Strengths and Weaknesses
This study has several strengths. A major strength is the improved precision and validity of the estimates by jointly modeling SNF admissions and change in functional limitations. The study includes a large sample size of 3875 older adults based on a population with a high response rate (71%) at baseline and yearly follow-up over a 5-year period. Both outcomes included in the study are validated.16,17 We used inverse probability weights to account for those excluded because of missing follow-up information (Figure 1), and the method uses full likelihood-based method to account for missing data in the outcomes.
The study has a few limitations. We cannot draw causal conclusion given the observational nature of the study, although there is temporality and we applied advanced methods to assess the associations. Despite jointly modeling of change in functional limitations and SNF admission and including a range of measures of health status, there might be residual confounding. Another issue is that restricting the population to those covered by Medicare fee-for-service may hinder generalizability.
Conclusions and Implications
This study showed that a joint modeling approach provided greater and more precise estimates than the separate Cox regression analyses of sociodemographic factors and caregivers for SNF admissions. The study provided insight that could help identify high-risk populations for future interventions to prevent or delay SNF admissions. High-risk populations are identified by the following characteristics: non-Hispanic white, living alone, <9th grade education, and more caregivers. Among those with a caregiver, caregiver characteristics are shown to be important for SNF admissions.

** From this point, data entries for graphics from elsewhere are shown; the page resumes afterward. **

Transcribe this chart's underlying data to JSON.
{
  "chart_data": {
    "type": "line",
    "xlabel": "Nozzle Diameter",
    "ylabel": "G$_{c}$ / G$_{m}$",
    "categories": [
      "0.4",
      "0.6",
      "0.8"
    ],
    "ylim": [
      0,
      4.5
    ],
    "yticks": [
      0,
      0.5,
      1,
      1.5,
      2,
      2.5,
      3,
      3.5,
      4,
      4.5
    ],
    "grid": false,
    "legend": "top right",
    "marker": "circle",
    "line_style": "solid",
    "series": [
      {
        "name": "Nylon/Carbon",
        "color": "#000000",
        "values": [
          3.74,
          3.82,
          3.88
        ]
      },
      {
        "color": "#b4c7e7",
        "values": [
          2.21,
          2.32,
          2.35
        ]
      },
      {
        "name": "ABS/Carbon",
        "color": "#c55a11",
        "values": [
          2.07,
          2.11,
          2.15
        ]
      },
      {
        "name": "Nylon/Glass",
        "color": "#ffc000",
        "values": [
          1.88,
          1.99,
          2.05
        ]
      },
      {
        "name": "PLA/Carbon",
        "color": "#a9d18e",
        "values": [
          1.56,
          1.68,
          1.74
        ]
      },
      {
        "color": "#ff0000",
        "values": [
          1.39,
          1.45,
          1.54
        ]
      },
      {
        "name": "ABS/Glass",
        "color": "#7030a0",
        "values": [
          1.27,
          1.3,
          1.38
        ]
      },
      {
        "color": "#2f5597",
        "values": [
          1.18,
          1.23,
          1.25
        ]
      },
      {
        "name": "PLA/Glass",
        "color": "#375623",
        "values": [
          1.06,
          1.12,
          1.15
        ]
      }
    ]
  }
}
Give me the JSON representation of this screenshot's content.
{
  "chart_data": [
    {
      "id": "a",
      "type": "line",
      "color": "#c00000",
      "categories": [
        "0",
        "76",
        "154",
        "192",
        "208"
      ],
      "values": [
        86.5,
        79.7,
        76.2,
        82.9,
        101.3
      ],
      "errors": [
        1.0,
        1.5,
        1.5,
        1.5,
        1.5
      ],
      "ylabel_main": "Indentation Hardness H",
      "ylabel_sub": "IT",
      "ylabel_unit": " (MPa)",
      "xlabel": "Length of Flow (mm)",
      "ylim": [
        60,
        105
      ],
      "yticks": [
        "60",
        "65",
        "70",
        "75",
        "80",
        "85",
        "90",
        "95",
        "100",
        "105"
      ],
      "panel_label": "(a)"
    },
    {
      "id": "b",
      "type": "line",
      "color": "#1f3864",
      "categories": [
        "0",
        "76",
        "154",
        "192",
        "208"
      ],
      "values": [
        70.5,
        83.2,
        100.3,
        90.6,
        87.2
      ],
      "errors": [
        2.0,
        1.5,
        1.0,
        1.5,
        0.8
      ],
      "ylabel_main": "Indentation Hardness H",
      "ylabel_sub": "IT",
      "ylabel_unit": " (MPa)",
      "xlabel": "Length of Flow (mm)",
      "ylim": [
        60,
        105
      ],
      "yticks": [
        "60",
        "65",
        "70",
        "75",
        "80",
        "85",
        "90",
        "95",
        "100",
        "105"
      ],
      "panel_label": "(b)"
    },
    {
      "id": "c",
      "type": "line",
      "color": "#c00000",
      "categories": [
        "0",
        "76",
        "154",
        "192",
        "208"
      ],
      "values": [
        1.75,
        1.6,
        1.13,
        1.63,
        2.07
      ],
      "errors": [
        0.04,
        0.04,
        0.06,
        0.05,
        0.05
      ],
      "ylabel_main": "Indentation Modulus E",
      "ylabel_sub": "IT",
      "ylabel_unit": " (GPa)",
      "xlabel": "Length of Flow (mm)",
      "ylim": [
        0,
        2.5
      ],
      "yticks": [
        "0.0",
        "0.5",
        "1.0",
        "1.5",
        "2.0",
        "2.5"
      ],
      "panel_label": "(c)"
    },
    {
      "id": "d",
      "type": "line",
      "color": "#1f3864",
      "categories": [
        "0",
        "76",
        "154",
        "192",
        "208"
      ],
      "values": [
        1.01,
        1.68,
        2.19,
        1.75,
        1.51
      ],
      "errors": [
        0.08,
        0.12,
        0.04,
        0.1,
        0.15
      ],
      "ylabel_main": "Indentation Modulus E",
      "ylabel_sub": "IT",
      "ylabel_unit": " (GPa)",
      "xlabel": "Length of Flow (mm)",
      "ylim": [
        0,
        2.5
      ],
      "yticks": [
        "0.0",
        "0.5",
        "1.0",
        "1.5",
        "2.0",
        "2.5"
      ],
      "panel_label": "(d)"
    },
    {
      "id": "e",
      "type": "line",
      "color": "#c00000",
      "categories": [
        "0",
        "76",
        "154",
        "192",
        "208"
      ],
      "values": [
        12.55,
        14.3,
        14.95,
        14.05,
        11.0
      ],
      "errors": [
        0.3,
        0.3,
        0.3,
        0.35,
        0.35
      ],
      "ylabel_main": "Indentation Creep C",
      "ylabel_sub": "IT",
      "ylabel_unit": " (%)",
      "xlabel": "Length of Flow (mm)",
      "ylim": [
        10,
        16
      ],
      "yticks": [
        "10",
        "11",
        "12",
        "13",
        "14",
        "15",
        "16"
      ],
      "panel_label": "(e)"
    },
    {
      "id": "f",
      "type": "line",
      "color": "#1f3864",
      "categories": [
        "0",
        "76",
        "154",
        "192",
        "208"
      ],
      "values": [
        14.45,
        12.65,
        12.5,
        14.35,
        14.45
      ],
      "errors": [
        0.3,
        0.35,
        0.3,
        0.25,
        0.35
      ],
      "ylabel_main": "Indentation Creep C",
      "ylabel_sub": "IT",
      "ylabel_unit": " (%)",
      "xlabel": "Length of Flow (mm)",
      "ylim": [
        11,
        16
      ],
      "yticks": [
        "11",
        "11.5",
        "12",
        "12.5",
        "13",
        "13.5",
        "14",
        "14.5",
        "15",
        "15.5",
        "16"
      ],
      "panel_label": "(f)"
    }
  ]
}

Older adults who have a partner caregiver are protected against a SNF admission, whereas those who have a medical-supportive caregiver are more likely to get a SNF admission. Future interventions should focus on helping those without a partner caregiver or those needing help and medical support to ensure independent living. To promote independent living, it is important to monitor functional limitations for older adults.
Supplementary Material
Acknowledgments
Terese Sara Høj Jørgensen was supported by the Social Inequalities in Ageing (SIA) project, funded by NordForsk, project no. 74637 and the Faculty of Health Sciences and Center for Healthy Aging, University of Copenhagen. The National Health and Aging Trends Study (NHATS) is sponsored by the National Institute on Aging (grant number NIA U01AG032947) through a cooperative agreement with the Johns Hopkins Bloomberg School of Public Health. Heather Allore, Janet L. MacNeil Vroomen, Brent Vander Wyk, and George O. Agogo were partially supported by the National Institute on Aging (R01 AG047891-01A1, P50AG047270, and a P30AG021342-14S, and the Yale Claude D. Pepper Older Americans Independence Center P30AG021342). Janet L. MacNeil Vroomen was additionally supported by a James Hudson Brown-Alexander Brown Coxe fellowship.
Footnotes
The authors declare no conflicts of interest.
The study provides insight that can help identify high-risk populations for future interventions to prevent or delay skilled nursing facility admissions among older adults in the United States.